Sicherheit und Sauberkeit: Beides könnte besser sein, Sicherheit liegt mit 6 Punkten im Lüner Schnitt, Sauberkeit mit fünf Punkten zwei Punkte unter dem Schnitt. Familie Schneider empfindet beides nicht als Problem: „Wir fühlen uns sicher“, meint Christian Schneider. Die Sauberkeit, sagt GFL-Ratsherr Böhmer, sei je nach Straße sehr unterschiedlich. Es gebe sehr gepflegte, und eher dreckige Straßenzüge. Christian Schneider verweist beim Thema Sauberkeit auf die Aktion „Sauberer Wald“, bei der viele Geister gemeinsam den angrenzenden Wald gesäubert hätten. Initiiert von der Nachbarschaft. Da ist sie wieder, die funktionierende Nachbarschaft.

Ein Faktor, früher wie heute: Zuwanderung

Durch Zuwanderung ist das Viertel überhaupt erst entstanden. Viele seiner Kollegen früher wären aus der Lausitz nach Lünen und in die Geist gekommen, erinnert sich Horst Störmer. Er startete 1955 seine Lehre im Lippewerk der Vereinigten Aluminium-Werke. Nach dem Krieg wiederum seien viele Vertriebene in der Geist untergekommen. Erst in Baracken, später in Neubauten.

Noch immer ist die Bevölkerung im Geistviertel bunt durchmischt. Das stört Familie Schneider nicht, im Gegenteil. „Es ist sehr vielfältig“, meint Lena Schneider, auch an dem Teilstandort der Osterfeldschule in der Geist. Und genau deshalb besuchen ihre Kinder die Schule auch: „Das Team dort ist sehr engagiert“, sagt Schneider, „dort wird Inklusion gelebt“.

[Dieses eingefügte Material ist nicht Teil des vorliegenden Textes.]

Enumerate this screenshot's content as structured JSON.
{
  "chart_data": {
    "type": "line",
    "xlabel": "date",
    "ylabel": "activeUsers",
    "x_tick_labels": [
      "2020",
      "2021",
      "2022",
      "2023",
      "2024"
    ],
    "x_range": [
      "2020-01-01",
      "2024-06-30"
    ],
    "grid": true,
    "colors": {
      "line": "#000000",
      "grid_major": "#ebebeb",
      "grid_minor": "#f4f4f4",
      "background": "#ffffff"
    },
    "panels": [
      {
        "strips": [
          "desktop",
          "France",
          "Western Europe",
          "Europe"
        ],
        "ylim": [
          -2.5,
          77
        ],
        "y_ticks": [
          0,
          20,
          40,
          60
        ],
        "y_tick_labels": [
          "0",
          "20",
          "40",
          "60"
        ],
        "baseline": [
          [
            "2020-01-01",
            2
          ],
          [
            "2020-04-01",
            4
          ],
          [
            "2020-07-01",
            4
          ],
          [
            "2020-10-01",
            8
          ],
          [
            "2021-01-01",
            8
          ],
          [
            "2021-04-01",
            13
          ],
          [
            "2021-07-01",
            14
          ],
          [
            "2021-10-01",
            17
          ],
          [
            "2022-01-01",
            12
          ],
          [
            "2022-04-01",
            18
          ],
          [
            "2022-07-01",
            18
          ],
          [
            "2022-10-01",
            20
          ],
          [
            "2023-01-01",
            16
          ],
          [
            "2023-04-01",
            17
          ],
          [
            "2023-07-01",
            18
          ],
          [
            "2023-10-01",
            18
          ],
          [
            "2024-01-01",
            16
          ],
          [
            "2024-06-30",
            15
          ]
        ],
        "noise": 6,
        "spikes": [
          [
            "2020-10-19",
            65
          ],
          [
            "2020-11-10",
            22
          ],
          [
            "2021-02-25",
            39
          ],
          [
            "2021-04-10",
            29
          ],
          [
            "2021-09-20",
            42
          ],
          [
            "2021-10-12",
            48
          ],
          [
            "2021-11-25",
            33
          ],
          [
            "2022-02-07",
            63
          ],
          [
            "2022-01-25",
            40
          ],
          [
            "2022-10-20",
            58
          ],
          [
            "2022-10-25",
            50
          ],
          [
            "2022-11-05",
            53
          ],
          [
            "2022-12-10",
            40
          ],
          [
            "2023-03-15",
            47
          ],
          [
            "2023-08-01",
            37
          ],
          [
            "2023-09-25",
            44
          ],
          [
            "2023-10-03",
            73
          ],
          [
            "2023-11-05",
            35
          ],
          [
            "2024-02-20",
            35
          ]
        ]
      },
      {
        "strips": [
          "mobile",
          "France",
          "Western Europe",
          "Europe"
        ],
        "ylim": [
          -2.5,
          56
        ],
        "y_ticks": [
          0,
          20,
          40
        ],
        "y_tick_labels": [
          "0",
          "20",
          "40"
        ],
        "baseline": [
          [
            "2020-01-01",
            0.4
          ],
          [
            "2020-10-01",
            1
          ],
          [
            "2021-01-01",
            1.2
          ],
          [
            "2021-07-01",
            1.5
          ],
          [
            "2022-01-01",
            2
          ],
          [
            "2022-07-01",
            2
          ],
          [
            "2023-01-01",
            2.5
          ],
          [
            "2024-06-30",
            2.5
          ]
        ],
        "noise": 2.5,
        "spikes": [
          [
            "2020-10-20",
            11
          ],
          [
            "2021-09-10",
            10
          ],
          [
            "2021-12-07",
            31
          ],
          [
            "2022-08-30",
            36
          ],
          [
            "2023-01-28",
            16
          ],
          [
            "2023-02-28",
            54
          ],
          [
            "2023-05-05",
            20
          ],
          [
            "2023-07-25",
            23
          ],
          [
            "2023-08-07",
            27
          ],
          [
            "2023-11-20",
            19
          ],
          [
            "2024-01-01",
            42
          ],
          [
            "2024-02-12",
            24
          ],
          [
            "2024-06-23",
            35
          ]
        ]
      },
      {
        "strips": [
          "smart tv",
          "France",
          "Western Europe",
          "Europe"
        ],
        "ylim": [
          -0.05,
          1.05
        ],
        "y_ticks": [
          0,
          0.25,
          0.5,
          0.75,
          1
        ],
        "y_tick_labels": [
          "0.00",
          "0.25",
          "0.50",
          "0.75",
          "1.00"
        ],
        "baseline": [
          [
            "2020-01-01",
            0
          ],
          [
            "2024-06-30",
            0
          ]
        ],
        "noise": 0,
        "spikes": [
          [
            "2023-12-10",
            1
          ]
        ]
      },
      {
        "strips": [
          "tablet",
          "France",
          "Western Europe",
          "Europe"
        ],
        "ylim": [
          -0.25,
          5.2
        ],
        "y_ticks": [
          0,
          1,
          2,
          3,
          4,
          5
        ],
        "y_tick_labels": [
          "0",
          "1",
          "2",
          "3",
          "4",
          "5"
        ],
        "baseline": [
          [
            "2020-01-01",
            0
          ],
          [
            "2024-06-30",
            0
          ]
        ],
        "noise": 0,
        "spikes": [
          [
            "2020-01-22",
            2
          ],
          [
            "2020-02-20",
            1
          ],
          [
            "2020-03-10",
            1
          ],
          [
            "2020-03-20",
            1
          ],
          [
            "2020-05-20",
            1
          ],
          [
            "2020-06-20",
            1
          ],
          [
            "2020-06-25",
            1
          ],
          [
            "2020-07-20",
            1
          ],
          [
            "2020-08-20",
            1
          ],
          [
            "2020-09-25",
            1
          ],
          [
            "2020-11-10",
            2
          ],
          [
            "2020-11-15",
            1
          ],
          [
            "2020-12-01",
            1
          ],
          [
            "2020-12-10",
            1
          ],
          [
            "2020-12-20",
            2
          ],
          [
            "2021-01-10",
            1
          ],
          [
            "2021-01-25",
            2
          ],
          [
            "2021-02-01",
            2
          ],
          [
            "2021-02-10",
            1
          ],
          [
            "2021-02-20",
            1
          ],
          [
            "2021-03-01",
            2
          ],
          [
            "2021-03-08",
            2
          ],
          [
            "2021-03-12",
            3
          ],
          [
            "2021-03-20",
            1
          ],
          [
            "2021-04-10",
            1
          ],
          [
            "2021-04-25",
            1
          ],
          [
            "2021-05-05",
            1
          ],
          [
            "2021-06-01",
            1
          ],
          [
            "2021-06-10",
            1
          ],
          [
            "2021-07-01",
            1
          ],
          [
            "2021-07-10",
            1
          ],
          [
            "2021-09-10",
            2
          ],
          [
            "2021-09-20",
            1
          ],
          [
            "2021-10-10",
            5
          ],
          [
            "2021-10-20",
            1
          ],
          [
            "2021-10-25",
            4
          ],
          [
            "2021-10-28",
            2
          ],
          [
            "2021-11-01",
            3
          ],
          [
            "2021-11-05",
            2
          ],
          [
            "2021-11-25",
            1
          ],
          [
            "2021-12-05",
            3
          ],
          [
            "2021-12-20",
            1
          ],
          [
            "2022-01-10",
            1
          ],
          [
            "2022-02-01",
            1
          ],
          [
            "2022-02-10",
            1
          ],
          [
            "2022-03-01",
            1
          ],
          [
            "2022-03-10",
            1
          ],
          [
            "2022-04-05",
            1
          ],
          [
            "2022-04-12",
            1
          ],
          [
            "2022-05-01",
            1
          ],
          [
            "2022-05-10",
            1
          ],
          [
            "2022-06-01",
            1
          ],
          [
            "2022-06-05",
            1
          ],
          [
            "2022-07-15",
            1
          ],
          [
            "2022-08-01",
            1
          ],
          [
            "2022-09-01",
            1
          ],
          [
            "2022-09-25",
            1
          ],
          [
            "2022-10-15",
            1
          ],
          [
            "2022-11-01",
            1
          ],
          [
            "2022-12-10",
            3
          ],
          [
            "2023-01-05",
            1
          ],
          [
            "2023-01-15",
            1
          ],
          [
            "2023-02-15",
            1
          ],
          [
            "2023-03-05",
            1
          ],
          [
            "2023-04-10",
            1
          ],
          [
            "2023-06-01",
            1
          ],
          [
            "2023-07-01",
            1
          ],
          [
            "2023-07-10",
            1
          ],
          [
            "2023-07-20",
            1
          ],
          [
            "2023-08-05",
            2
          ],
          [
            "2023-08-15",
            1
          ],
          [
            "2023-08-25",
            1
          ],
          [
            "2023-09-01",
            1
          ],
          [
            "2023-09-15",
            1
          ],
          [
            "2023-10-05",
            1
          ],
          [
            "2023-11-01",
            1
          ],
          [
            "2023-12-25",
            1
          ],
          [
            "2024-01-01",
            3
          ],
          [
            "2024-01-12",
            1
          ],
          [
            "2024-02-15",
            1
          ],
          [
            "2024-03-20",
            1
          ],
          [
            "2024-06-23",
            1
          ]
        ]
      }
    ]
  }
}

Das Gebäude allerdings ist in die Jahre gekommen und wird bald durch einen modernen und größeren Neubau ersetzt.

Historie

Ansiedlung dank der Industrie

Lange Zeit war das Geistviertel nicht viel mehr als die Moltkestraße und eine Verbindung nach Lippholthausen und zum Schloss Buddenburg. Die Entwicklung des Stadtteils ist, wie so oft mit der Entwicklung der Industrie verbunden. Das weiß Horst Störmer, ein Urgestein im Stadtteil. Demnach entstanden die ersten richtigen Ansiedlungen um 1900 mit der Entstehung einer Eisengießerei auf der Ecke zur Dortmunder Straße. Richtig los ging es, als 1936 die Vereinigten Aluminiumwerke ihr Lippewerk in Lippholthausen in Betrieb nahmen. Der Name Geist leitet sich übrigens von der Bodenform Geest ab - sie bezeichnet den sandigen, unfruchtbaren Boden, der dort zu finden ist.